Evaluation of neurotransmitter theories
Much of the research that has led to the development of these theories has involved chemically generating depression like symptoms in laboratory animals; it may be incorrect to infer that these symptoms are akin to human depression (Overstreet, 1993). Nevertheless, the studies quoted above did involve human participants.
Another difficulty is that many of the studies measured neurotransmitter activity indirectly. It was assumed, for example, that precursors such as tryptophan were converted into neurotransmitters such as serotonin after administration, which in turn increased the activity of that chemical in the brain. Moreover, measurement of neurotransmitter metabolites in urine was believed to reflect neurotransmitter activity in the brain; however, this is not necessarily the case.

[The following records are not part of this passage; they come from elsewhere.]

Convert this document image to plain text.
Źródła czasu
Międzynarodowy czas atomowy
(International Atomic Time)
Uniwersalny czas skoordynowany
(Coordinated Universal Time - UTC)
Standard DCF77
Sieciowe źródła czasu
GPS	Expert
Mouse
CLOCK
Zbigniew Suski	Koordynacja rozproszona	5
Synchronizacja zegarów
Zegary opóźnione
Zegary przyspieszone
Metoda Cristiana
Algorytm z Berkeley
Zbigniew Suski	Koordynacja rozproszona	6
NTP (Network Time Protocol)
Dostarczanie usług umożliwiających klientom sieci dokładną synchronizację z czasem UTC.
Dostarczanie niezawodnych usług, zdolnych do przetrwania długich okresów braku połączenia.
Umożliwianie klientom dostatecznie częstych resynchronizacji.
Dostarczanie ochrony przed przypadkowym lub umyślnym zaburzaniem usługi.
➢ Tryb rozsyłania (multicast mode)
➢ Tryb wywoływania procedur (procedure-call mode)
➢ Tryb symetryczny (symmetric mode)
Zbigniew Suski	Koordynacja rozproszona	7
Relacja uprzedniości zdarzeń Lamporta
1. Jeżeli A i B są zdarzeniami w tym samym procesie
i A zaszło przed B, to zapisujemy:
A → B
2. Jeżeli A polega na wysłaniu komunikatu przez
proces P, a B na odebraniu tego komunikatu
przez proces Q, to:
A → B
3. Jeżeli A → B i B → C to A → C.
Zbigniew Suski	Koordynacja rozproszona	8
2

Another problem with these neurotransmitter theories of depression is that recent studies have shown that antidepressants are only effective if the brain is able to create new neurons. The therapeutic action of antidepressants may not, therefore, be directly due to their action on neurotransmitter levels. The study also explains why it takes several weeks or months for antidepressants to alleviate the symptoms of depression.
Also, it is not certain whether neurotransmitter activity is a cause or an effect of depression. cognitive theorists, for example, suggest that faulty cognitions precede low neurotransmitter activity and depression, while the biological position claims the opposite. Research has so far failed to confirm either position; negative cognitions can lower the activity of serotonin and norepinephrine, and low levels of these neurotransmitters can cause negative cognitions (Comer, 1995).